Wendy Davis and Julian Castro Are the Texas Future; Ted Cruz and Greg Abbott Are the Texas Past

The hour will soon arrive when Texas State Sen. Wendy Davis (D) announces whether she will run for governor, and if she does, Texas politics will never be the same.
This post was published on the now-closed HuffPost Contributor platform. Contributors control their own work and posted freely to our site. If you need to flag this entry as abusive, send us an email.

The hour will soon arrive when Texas State Sen. Wendy Davis (D) announces whether she will run for governor, and if she does, Texas politics will never be the same.

The challenges facing Republicans in Texas are similar to the challenges facing Republicans nationally, which is what I discussed in my new column about the battle between traditional Republicans and a new breed of old-idea Republicans I labeled the neo-confederates.

Texas will almost certainly go blue. The question is how fast. If Davis runs for governor, where she will be a fighting underdog with a real but long-shot chance of winning; and if Hillary Clinton runs for president, where she will have an even money chance of carrying Texas, the surge of Democrats in Texas will be accelerated. I emphasize that while Davis and Clinton are both pro-choice, they expand their vote with their long-term championing of issues such as pay equity, jobs, veterans support, and issues important to seniors, among many others.

One part of the Texas blue movement is demographic and data-driven. The surge of the Hispanic population is powerful, profound, increasing and game-changing. Equally important is the surge of female voters, the rise of female influence, and the rise of major league Democratic candidates, talented Democratic organizers, motivated Democratic voters and powerful Democratic donors who happen to be women.

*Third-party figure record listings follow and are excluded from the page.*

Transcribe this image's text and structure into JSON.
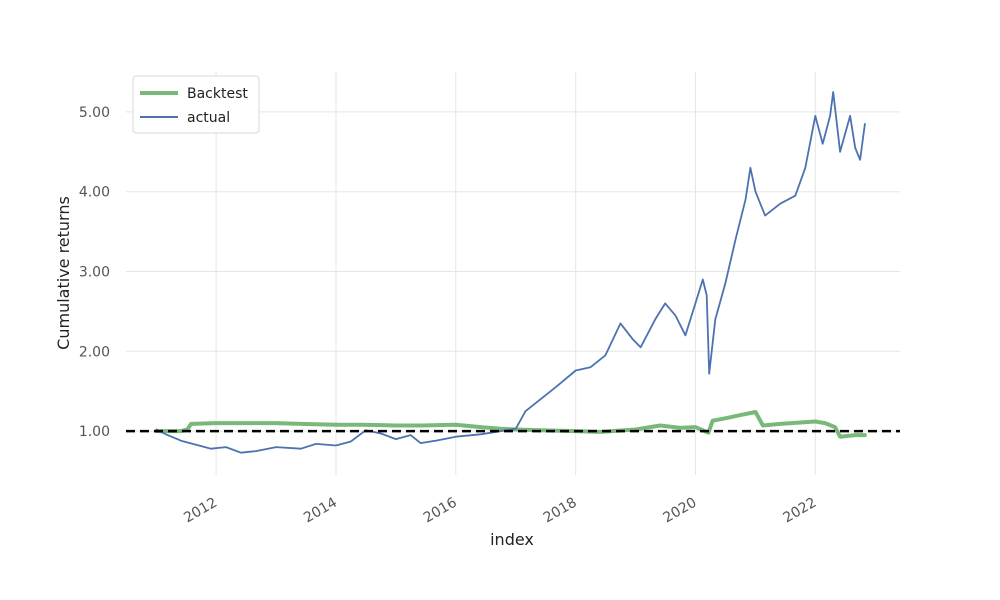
{
  "chart_data": {
    "type": "line",
    "title": "",
    "xlabel": "index",
    "ylabel": "Cumulative returns",
    "xlim": [
      "2010-07-01",
      "2023-06-01"
    ],
    "ylim": [
      0.45,
      5.5
    ],
    "x_ticks": [
      "2012",
      "2014",
      "2016",
      "2018",
      "2020",
      "2022"
    ],
    "y_ticks": [
      "1.00",
      "2.00",
      "3.00",
      "4.00",
      "5.00"
    ],
    "grid": true,
    "legend_position": "top-left",
    "reference_line": {
      "y": 1.0,
      "style": "dashed",
      "color": "#000000"
    },
    "series": [
      {
        "name": "Backtest",
        "color": "#7ab87a",
        "points": [
          [
            "2011-01-03",
            1.0
          ],
          [
            "2011-06-01",
            1.0
          ],
          [
            "2011-07-10",
            1.02
          ],
          [
            "2011-08-01",
            1.09
          ],
          [
            "2012-01-01",
            1.1
          ],
          [
            "2012-06-01",
            1.1
          ],
          [
            "2013-01-01",
            1.1
          ],
          [
            "2013-06-01",
            1.09
          ],
          [
            "2014-01-01",
            1.08
          ],
          [
            "2014-06-01",
            1.08
          ],
          [
            "2015-01-01",
            1.07
          ],
          [
            "2015-06-01",
            1.07
          ],
          [
            "2016-01-01",
            1.08
          ],
          [
            "2016-06-01",
            1.05
          ],
          [
            "2016-10-01",
            1.03
          ],
          [
            "2017-01-01",
            1.02
          ],
          [
            "2017-06-01",
            1.01
          ],
          [
            "2018-01-01",
            1.0
          ],
          [
            "2018-06-01",
            0.99
          ],
          [
            "2019-01-01",
            1.02
          ],
          [
            "2019-06-01",
            1.07
          ],
          [
            "2019-10-01",
            1.04
          ],
          [
            "2020-01-01",
            1.05
          ],
          [
            "2020-03-20",
            0.98
          ],
          [
            "2020-04-15",
            1.13
          ],
          [
            "2020-07-01",
            1.16
          ],
          [
            "2020-10-01",
            1.2
          ],
          [
            "2021-01-01",
            1.24
          ],
          [
            "2021-02-15",
            1.07
          ],
          [
            "2021-06-01",
            1.09
          ],
          [
            "2022-01-01",
            1.12
          ],
          [
            "2022-03-01",
            1.1
          ],
          [
            "2022-05-01",
            1.05
          ],
          [
            "2022-06-01",
            0.93
          ],
          [
            "2022-09-01",
            0.95
          ],
          [
            "2022-10-30",
            0.95
          ]
        ]
      },
      {
        "name": "actual",
        "color": "#4c72b0",
        "points": [
          [
            "2011-01-03",
            1.02
          ],
          [
            "2011-03-01",
            0.96
          ],
          [
            "2011-06-01",
            0.88
          ],
          [
            "2011-09-01",
            0.83
          ],
          [
            "2011-12-01",
            0.78
          ],
          [
            "2012-03-01",
            0.8
          ],
          [
            "2012-06-01",
            0.73
          ],
          [
            "2012-09-01",
            0.75
          ],
          [
            "2013-01-01",
            0.8
          ],
          [
            "2013-06-01",
            0.78
          ],
          [
            "2013-09-01",
            0.84
          ],
          [
            "2014-01-01",
            0.82
          ],
          [
            "2014-04-01",
            0.87
          ],
          [
            "2014-07-01",
            1.01
          ],
          [
            "2014-10-01",
            0.97
          ],
          [
            "2015-01-01",
            0.9
          ],
          [
            "2015-04-01",
            0.95
          ],
          [
            "2015-06-01",
            0.85
          ],
          [
            "2015-09-01",
            0.88
          ],
          [
            "2016-01-01",
            0.93
          ],
          [
            "2016-06-01",
            0.96
          ],
          [
            "2016-10-01",
            1.0
          ],
          [
            "2017-01-01",
            1.03
          ],
          [
            "2017-03-01",
            1.25
          ],
          [
            "2017-06-01",
            1.4
          ],
          [
            "2017-09-01",
            1.55
          ],
          [
            "2018-01-01",
            1.76
          ],
          [
            "2018-04-01",
            1.8
          ],
          [
            "2018-07-01",
            1.95
          ],
          [
            "2018-10-01",
            2.35
          ],
          [
            "2018-12-15",
            2.15
          ],
          [
            "2019-02-01",
            2.05
          ],
          [
            "2019-05-01",
            2.4
          ],
          [
            "2019-07-01",
            2.6
          ],
          [
            "2019-09-01",
            2.45
          ],
          [
            "2019-11-01",
            2.2
          ],
          [
            "2020-01-01",
            2.6
          ],
          [
            "2020-02-15",
            2.9
          ],
          [
            "2020-03-10",
            2.7
          ],
          [
            "2020-03-25",
            1.72
          ],
          [
            "2020-05-01",
            2.4
          ],
          [
            "2020-07-01",
            2.85
          ],
          [
            "2020-09-01",
            3.4
          ],
          [
            "2020-11-01",
            3.9
          ],
          [
            "2020-12-01",
            4.3
          ],
          [
            "2021-01-01",
            4.0
          ],
          [
            "2021-03-01",
            3.7
          ],
          [
            "2021-06-01",
            3.85
          ],
          [
            "2021-09-01",
            3.95
          ],
          [
            "2021-11-01",
            4.3
          ],
          [
            "2022-01-01",
            4.95
          ],
          [
            "2022-02-15",
            4.6
          ],
          [
            "2022-04-01",
            4.95
          ],
          [
            "2022-04-20",
            5.25
          ],
          [
            "2022-06-01",
            4.5
          ],
          [
            "2022-08-01",
            4.95
          ],
          [
            "2022-09-01",
            4.55
          ],
          [
            "2022-10-01",
            4.4
          ],
          [
            "2022-10-30",
            4.85
          ]
        ]
      }
    ]
  }
}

Add to this the motivation of young voters and black voters to support Democrats and come out to vote for those candidates who inspire them, and add the fear among these voters of GOP candidates who appear hostile to the interests of women, Hispanics, young people and blacks as they (correctly) define their interests.

If Davis runs for governor in 2014, she accelerates and deepens the infrastructure of workers, donors, and voters that will be a launching pad for Clinton in 2016. If San Antonio Mayor Julian Castro (D) were to run statewide in 2014, this powerful impact deepens. I doubt Castro will run in 2014, but I can report that some very important Texas Democrats are today approaching a number of high-octane Hispanic Texas Democrats who would be inspiring and exciting statewide candidates in 2014.

Sen. Ted Cruz (R-Texas), by contrast, is far out of the mainstream of the history of the Republican Party. Cruz is one of the least influential Republicans in modern Senate history. His extreme rightist policies, his extreme personal ambition and his extreme obstructionist attitudes have deeply alienated and offended a large majority of Republican senators.

Cruz is a cable television Senator, a show horse who grandstands to the right-wing of the right-wing GOP base which takes him and those who agree with him further and further away from mainstream voters and swing voters who decide state and national elections.

Texas Attorney General and front-runner for governor, Greg Abbott (R), continues to alienate the constituencies (Hispanics, women, young voters and blacks) whose loyalty and turnout for Democrats offers the great hope for Democrats.

Abbott appears to have an angry streak. He is prone to political outbursts and hasty moves that I predict will make him accident prone in a statewide campaign and make the prospect of an Abbott governorship a frightening thought for large numbers of female Texas voters.

Today, I would put the odds of Davis winning in 2014 at 40 percent and the odds of Clinton carrying Texas in 2016 at 50 percent. The great variable in Texas and the reason I am somewhat more optimistic than most analysts if Davis runs is, I confess, metaphysical. In brief: Many Texas Democrats have a losing attitude. Compared to the years I worked for former Sen. Lloyd Bentsen (D-Texas), a winner with the ultimate winning attitude, far too many Texas Democrats fall victim to an innate pessimism that looks backward to past electoral losses.

I should emphasize that this pessimistic syndrome is found more in the political Texas men I talk to than the political Texas women I talk to, who are much more gung-ho and ready to go. This is why I recently praised Annie's List, the Texas sister of EMILY's list. These women are leaders and winners, and if Davis runs they will storm the Bastille of reactionary Texas Republicanism.

The big question is whether the future is now or soon. When I think of Annie's List and the prospect of Davis running for governor, I think of a comment JFK once made: If you face a man's job, find a woman!